Have you ever wondered how you can ensure that all containers running on a cluster come only from an approved container registry? Or maybe you’ve been asked to ensure that services are never exposed to the internet. These are precisely the problems that policy and governance for your cluster set out to answer. As Kubernetes matures and becomes adopted by more and more enterprises, the question of policy and governance is becoming increasingly frequent. Although this area is still relatively new and upcoming, in this chapter we share what you can do to make sure that your cluster is in compliance with the defined policies of your enterprise.
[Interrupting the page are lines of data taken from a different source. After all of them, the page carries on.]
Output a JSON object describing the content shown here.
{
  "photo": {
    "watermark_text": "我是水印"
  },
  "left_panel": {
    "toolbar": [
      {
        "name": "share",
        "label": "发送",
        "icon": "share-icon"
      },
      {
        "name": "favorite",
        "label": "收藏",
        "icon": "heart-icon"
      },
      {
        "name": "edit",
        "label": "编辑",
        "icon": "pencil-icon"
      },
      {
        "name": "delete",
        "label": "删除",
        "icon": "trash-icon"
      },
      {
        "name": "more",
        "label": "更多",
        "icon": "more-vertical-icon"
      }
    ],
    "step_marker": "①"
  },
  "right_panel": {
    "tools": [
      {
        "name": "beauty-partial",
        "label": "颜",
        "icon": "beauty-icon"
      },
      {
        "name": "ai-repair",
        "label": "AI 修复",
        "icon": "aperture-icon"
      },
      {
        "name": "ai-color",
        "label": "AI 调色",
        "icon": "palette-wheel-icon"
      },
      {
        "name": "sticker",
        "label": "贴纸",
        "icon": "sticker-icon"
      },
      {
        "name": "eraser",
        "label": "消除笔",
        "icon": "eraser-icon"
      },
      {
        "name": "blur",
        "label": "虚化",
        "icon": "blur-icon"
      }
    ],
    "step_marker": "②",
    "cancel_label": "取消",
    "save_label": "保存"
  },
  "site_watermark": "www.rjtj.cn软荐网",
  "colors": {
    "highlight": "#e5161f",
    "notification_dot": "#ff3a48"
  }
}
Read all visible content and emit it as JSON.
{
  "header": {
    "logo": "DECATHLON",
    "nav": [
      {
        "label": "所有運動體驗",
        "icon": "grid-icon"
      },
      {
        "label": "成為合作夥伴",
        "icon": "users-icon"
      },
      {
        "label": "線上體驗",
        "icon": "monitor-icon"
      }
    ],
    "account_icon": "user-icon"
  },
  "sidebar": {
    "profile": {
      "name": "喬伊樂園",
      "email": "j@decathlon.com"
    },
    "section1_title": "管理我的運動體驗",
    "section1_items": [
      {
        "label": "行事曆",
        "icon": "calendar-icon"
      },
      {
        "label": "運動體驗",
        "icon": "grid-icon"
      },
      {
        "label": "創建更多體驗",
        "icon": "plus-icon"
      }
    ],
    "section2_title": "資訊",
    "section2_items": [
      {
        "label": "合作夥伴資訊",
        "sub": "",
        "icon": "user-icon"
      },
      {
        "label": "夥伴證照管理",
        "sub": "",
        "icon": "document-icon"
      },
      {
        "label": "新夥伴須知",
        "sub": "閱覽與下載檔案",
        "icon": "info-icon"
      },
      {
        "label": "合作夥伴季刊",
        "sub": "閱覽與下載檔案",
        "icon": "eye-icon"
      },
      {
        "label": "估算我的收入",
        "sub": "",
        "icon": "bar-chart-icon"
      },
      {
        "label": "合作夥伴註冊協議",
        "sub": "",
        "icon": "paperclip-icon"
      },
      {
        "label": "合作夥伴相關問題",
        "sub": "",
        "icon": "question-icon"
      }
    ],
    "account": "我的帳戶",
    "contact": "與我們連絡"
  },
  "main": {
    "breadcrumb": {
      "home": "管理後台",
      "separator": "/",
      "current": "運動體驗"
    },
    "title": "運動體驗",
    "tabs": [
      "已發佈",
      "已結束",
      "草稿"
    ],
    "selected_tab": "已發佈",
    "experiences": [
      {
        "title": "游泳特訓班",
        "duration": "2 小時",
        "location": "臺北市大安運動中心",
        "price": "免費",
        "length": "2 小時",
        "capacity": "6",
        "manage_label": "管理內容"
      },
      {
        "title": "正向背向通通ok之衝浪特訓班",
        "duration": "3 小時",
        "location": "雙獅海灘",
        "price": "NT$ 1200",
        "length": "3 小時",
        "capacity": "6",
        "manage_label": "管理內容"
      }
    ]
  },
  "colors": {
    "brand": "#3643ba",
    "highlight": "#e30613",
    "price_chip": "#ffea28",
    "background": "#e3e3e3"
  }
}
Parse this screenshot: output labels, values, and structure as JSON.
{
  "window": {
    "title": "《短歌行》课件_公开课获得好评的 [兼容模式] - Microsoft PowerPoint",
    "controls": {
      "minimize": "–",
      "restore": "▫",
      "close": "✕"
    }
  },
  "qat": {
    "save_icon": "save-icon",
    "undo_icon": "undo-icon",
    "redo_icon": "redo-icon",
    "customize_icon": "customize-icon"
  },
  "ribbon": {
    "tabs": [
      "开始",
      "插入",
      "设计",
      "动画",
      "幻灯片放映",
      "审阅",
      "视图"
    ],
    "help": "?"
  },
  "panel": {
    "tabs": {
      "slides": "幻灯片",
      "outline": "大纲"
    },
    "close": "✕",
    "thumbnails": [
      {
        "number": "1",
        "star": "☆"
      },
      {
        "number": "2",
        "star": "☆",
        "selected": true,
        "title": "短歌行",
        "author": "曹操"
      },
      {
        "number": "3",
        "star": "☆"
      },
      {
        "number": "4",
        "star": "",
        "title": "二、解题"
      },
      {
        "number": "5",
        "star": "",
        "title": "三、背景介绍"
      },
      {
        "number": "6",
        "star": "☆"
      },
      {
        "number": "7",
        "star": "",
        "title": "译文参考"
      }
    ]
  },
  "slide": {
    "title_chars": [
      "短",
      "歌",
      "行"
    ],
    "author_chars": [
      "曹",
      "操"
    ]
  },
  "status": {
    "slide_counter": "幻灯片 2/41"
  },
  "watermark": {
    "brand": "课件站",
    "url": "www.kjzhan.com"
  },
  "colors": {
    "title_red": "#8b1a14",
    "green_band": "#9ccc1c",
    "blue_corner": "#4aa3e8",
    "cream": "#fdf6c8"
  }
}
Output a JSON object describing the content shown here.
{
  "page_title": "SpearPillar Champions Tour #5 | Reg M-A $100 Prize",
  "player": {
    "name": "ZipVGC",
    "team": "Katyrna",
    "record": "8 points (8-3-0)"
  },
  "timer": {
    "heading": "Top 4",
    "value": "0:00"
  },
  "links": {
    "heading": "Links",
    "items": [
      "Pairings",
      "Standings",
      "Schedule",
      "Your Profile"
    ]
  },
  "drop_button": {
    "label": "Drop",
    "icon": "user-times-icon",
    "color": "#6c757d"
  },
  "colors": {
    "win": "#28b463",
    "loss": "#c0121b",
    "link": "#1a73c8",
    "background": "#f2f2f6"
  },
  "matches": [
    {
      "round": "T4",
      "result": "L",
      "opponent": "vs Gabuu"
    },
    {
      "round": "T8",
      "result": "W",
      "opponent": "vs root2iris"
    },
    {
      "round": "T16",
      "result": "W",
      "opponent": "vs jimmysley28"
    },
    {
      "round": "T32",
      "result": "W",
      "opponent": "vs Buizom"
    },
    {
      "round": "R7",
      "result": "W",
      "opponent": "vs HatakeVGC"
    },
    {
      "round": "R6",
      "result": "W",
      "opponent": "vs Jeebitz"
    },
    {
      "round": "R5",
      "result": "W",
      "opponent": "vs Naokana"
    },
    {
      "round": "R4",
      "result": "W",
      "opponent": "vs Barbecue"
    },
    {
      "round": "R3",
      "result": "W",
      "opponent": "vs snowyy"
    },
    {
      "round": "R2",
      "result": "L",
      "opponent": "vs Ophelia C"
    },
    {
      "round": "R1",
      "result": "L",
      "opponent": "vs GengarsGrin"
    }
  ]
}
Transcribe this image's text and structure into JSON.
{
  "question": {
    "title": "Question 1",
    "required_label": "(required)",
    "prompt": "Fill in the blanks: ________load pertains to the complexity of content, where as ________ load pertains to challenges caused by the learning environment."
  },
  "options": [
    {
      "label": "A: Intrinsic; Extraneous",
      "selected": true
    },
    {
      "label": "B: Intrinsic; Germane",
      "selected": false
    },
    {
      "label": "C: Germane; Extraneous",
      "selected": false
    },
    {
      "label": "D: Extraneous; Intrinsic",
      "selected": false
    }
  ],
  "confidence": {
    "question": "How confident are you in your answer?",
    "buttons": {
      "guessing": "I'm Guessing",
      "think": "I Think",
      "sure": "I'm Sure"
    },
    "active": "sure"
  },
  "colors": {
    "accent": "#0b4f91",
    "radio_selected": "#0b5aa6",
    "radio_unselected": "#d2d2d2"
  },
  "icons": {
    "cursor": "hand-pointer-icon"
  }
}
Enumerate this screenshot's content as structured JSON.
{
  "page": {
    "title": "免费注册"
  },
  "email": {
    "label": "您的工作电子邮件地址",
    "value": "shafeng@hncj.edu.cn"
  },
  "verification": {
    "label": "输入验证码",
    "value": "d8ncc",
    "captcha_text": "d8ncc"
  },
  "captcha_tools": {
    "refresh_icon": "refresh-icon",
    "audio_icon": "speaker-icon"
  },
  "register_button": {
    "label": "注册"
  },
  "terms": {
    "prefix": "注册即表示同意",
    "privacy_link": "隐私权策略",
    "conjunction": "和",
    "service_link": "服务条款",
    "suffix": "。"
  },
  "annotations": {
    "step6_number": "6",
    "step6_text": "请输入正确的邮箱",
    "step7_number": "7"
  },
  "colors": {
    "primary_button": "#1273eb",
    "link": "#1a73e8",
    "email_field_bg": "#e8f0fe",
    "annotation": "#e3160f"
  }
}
Whether you operate in a highly regulated environment—for example, health care or financial services—or you simply want to make sure that you maintain a level of control over what’s running on your clusters, you’re going to need a way to implement the stated policies of the enterprise. After these policies are defined, you will need to determine how to implement policy and maintain clusters that are compliant to these policies. These policies might be in place to meet regulatory compliance or simply to enforce best practices. Whatever the reason, you must be sure that you do not sacrifice developer agility and self-service when implementing these policies.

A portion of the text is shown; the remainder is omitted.